Where do you see this field of research, especially related to psychedelics, going?

One avenue would be to analyze changes in neural activity in different regions of the brain corresponding to the neural activity that also occurs with aesthetic experiences. This could include looking at sensory components, perceptual motor components, and regions involved in emotional appraisal.
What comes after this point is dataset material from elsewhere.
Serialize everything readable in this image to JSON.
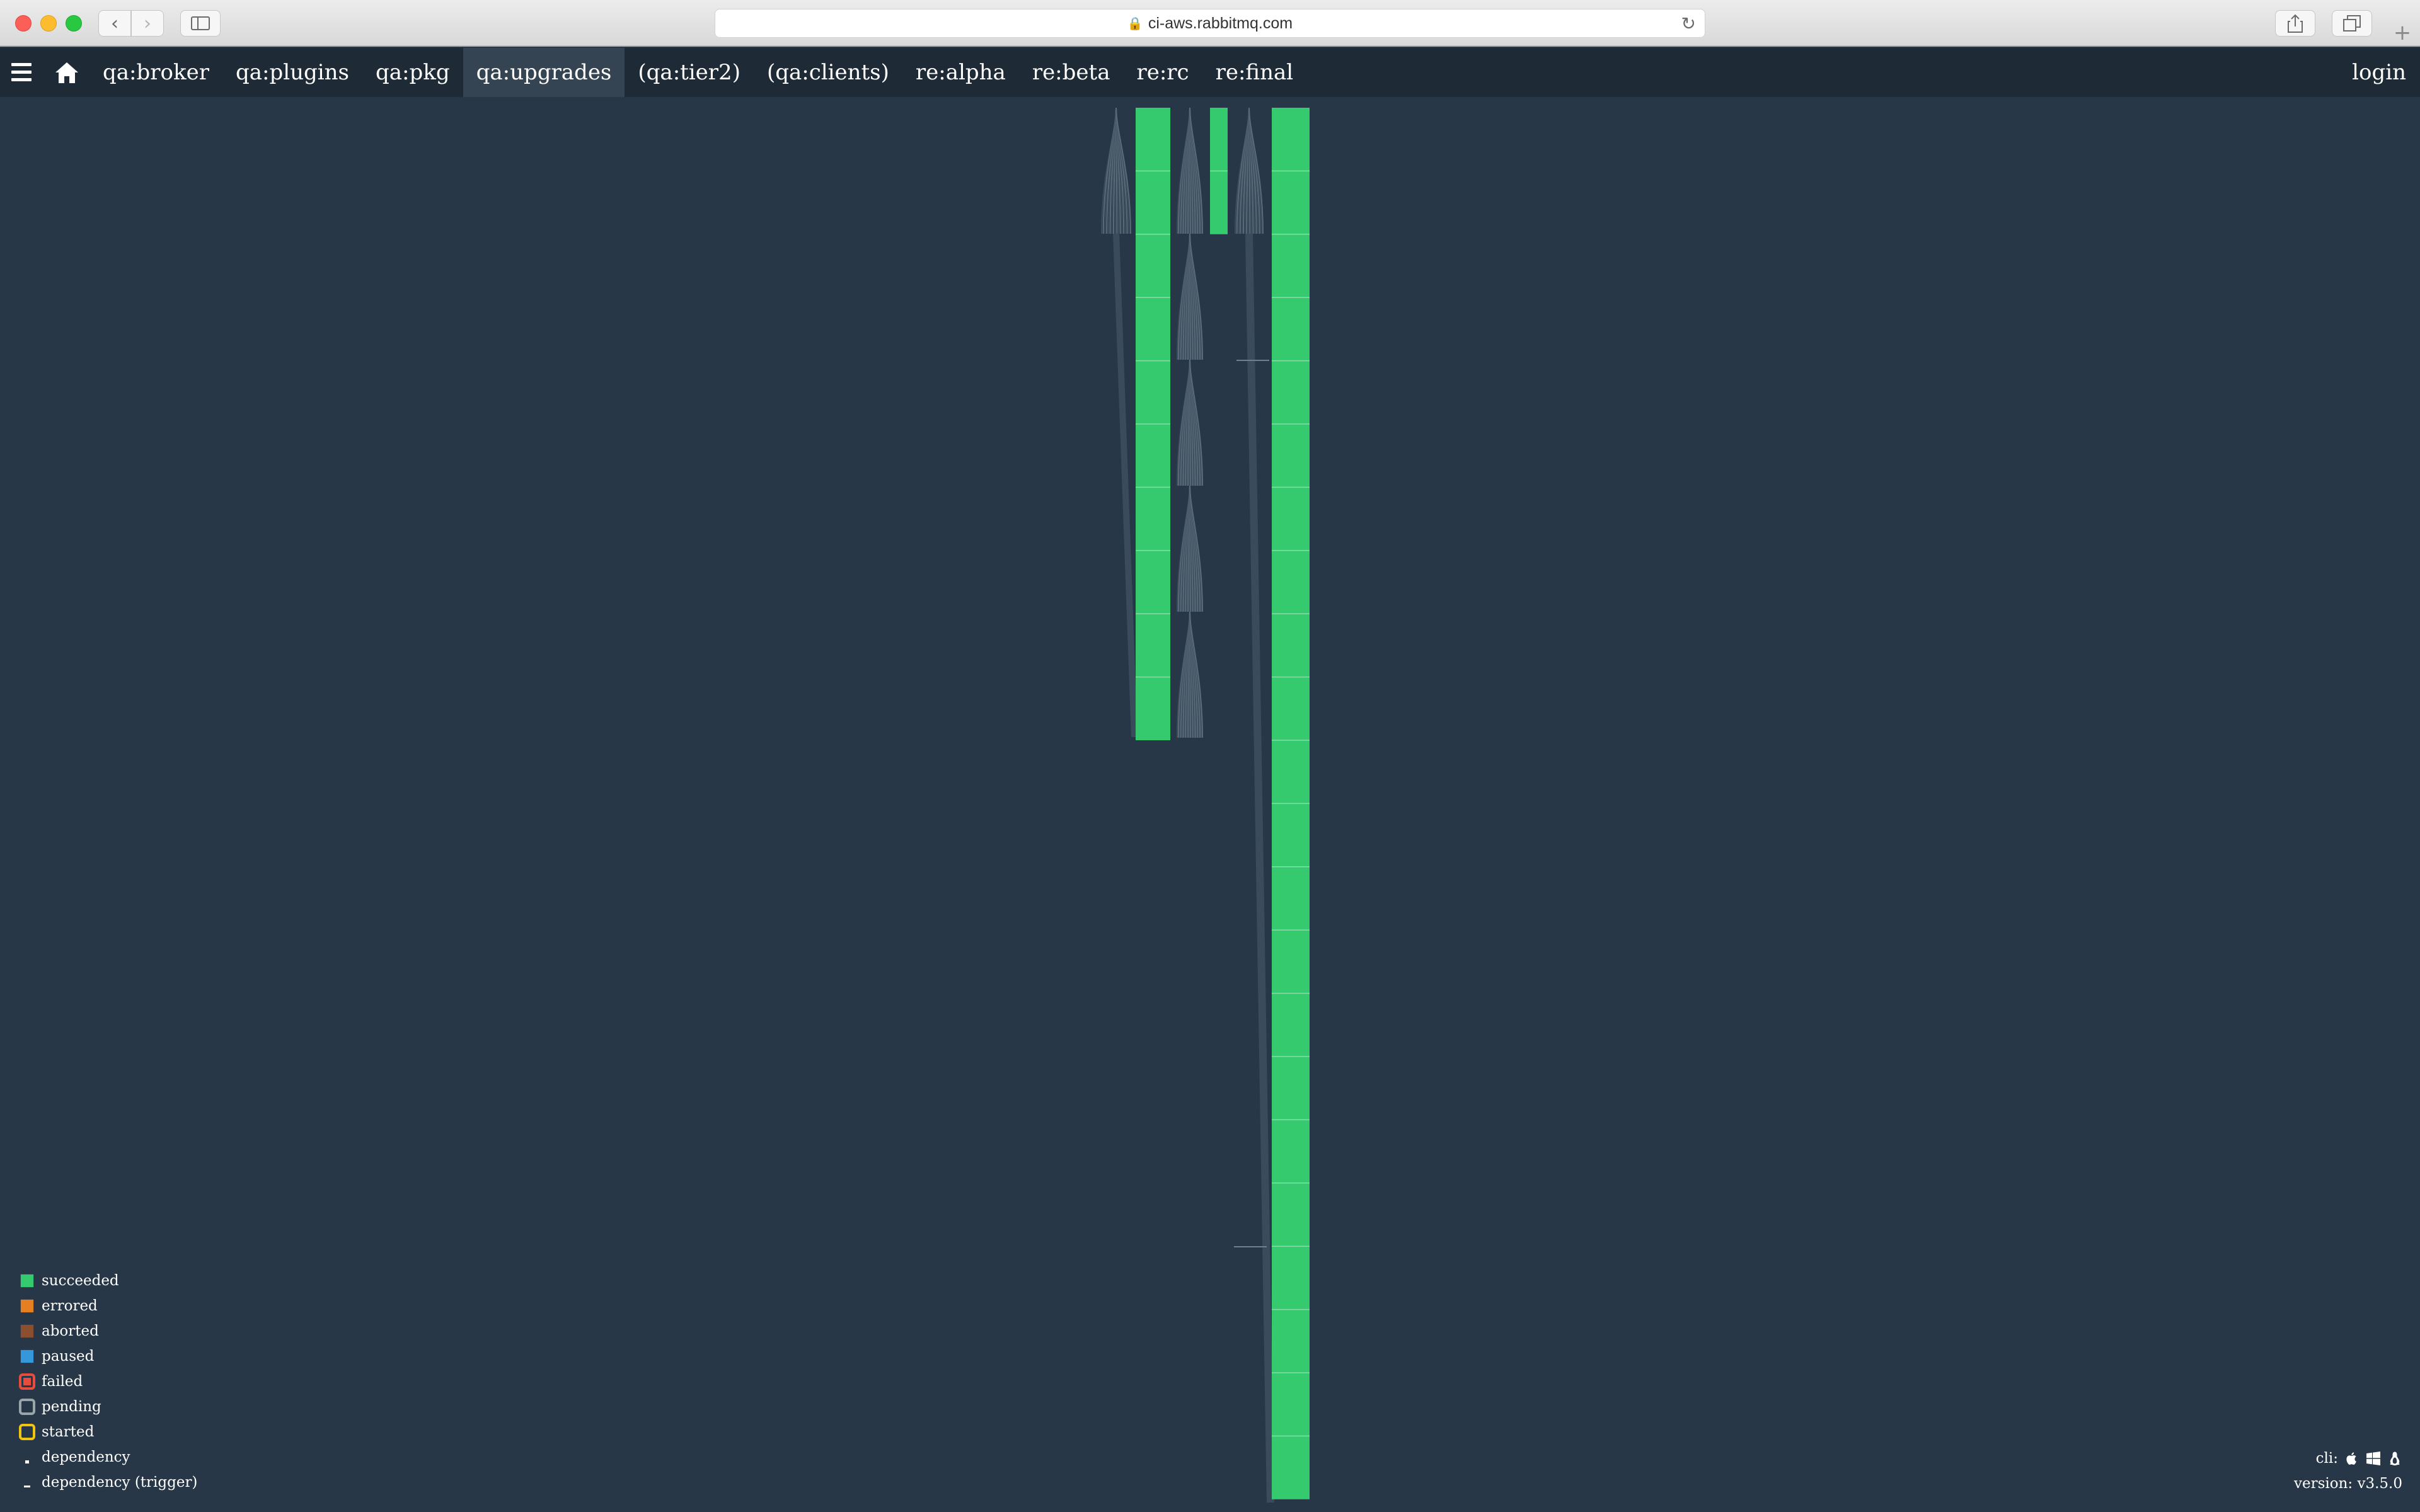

There are other interesting overlaps, too. We can look at brain waves and see how they correlate in psychedelic and neuroaesthetic research, or the phenomenon of ego dissolution, which is widespread is psychedelic literature. The latter likely involves a brain network called the default mode network (DMN), a hot topic in neuroscience more broadly, but especially applicable to both psychedelic and neuroaesthetic research.

Is there room for this research to play a part in therapeutics?

Yeah, absolutely. Setting can be extremely important for the therapeutic outcome of a psychedelic experience, so when we talk about setting, we can also talk about the aesthetic quality of the setting. Doing research to modify the beauty of the actual setting that person is in — like being in nature versus indoors, for example, or incorporating more symmetry or harmony — could have implications for the outcome of therapeutic psychedelic use.

So, in other words, what contributes to a “good trip” versus a bad one.

Yeah, exactly. I think that’s an important question for therapeutic uses of psychedelics.

In many ways, this paper provides a road map for understanding the importance of neuroaesthetics and psychedelic research. What’s the big takeaway?

When we are studying art, it's also important to study brain function, and especially changes in brain function.

We can do that systematically with psychedelic substances, rather than just studying people who have damage to their brain. Because these substances are generally considered physiologically safe, we can induce perturbations in brain function, and therefore, study the mechanisms which may create aesthetic experience in, hopefully, a safer way than if you were to do some other sort of invasive methods.